Placeholder Image

Subtitles section Play video

  • ♪ (music) ♪

  • Hello, everyone.

  • First, thanks everyone for coming to attend the Dev Summit.

  • And second, thanks for staying around this long.

  • I know it's been a very long day.

  • And there has been a lot of information that we've been throwing at you.

  • But we've got much, much more and many more announcements to come.

  • So please stick with me.

  • My name is Clemens, and this is Raz.

  • We're going to talk about TensorFlow Extended today.

  • But before we do this, I'm going to do a quick survey.

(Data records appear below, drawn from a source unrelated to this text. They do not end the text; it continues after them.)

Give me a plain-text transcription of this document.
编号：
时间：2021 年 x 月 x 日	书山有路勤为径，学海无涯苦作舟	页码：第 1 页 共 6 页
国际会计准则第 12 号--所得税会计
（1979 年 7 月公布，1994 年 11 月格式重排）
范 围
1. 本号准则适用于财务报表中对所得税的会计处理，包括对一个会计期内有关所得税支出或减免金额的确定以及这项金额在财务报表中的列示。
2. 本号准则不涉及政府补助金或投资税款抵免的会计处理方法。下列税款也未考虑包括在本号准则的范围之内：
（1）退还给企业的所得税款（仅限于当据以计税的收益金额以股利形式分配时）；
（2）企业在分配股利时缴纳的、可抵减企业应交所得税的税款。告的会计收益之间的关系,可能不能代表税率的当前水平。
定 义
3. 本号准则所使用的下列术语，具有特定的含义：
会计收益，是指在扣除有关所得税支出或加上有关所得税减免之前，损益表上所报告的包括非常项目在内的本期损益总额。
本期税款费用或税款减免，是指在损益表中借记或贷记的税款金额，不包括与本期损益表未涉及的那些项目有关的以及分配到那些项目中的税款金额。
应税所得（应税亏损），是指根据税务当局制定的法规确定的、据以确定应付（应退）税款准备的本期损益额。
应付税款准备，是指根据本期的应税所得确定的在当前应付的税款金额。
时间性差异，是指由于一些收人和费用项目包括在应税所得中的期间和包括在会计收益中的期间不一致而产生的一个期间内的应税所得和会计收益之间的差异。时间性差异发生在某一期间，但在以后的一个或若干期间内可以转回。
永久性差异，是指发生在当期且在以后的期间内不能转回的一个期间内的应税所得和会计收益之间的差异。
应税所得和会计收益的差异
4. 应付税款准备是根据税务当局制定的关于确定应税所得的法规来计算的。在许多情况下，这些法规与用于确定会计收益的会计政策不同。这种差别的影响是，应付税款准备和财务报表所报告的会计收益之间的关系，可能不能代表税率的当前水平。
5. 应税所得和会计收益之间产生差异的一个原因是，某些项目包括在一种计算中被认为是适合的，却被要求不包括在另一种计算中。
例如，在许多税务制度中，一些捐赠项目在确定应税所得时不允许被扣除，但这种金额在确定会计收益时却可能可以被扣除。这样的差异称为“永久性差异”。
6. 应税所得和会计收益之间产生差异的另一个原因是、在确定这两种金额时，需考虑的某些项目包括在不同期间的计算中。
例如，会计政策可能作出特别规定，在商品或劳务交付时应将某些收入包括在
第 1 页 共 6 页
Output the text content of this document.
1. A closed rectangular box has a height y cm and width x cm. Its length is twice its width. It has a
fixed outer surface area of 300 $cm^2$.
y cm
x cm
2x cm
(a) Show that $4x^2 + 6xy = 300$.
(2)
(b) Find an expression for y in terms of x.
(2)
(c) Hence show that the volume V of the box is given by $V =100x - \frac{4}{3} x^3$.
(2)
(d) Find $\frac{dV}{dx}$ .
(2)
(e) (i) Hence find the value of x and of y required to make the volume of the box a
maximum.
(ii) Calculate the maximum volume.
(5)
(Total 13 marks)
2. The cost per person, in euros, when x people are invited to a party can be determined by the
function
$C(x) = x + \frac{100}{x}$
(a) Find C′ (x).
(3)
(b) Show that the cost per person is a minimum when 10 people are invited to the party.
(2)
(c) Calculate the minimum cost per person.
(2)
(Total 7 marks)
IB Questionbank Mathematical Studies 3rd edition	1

  • Can I get a quick show of hands?

  • How many of you do machine learning in a research or academic setting?

  • Okay.

  • Quite a big number.

  • Now how many of you do machine learning in a production setting?

  • Okay.

  • That looks about half-half.

  • Obviously, also a lot of overlap.

  • So for those of you who do machine learning in a production setting,

  • how many of you have agreed with this statement?

  • Yeah? Some? Okay.

  • I see a lot of hands coming up.

  • So everyone that I speak with who's doing machine learning

  • in production agrees with this statement:

  • "Doing machine learning in production is hard," and it's too hard.

  • Because after all, we actually want to democratize machine learning

  • and get more and more people to allow them to deploy machine learning

  • in their products.

  • One of the main reasons why it's still hard is because in addition

  • to the actual machine learning.

  • So this small orange box where you actually use TensorFlow,

  • you may use Keras to put together your layers

  • and train your model.

  • You need to worry about so much more.

  • There's all of these other things that you have to worry about

  • to actually deploy machine learning in a production setting

  • and serve it within your product.

  • Now the good news is that this is exactly

  • what TensorFlow Extended is about.

  • TFX in [inaudible] Google is an [inaudible] machine learning

  • platform that allows our developers to go all the way from data to production

  • and serving machine learning models

  • as fast as possible.

  • Now before we introduce TFX,

  • we saw that going through this process

  • of writing some of these components, some of them didn't exist before.

  • Gluing them together and actually getting to

  • a launch took anywhere between six to nine months,

  • sometimes even a year.

  • Once we've deployed TFX and allow developers to use it,

  • in many cases, people can use this platform and get up and running

  • with it in a day and actually get to a deployable model in production

  • in the order of weeks or in just a month.

  • Now, TFX is a very large system and platform that consists

  • of a lot of components and a lot of services

  • so unfortunately I can't talk about all of this in the next 25 minutes.

  • So we're only going to be able to cover a small part of it but we're talking

  • about the things that we've already open sourced and made available to you.

  • First, we're going to talk about TensorFlow Transform

  • and show you how to apply transformations on your data

  • consistently between training and serving.

  • Next, Raz is going to introduce you to a new product that we're open sourcing

  • called TensorFlow Model Analysis.

  • We're going to give a demo of how all of this works together end to end

  • and then make a broader announcement of our plans for TensorFlow Extended

  • and sharing it the community.

  • Let's jump into TensorFlow Transform first.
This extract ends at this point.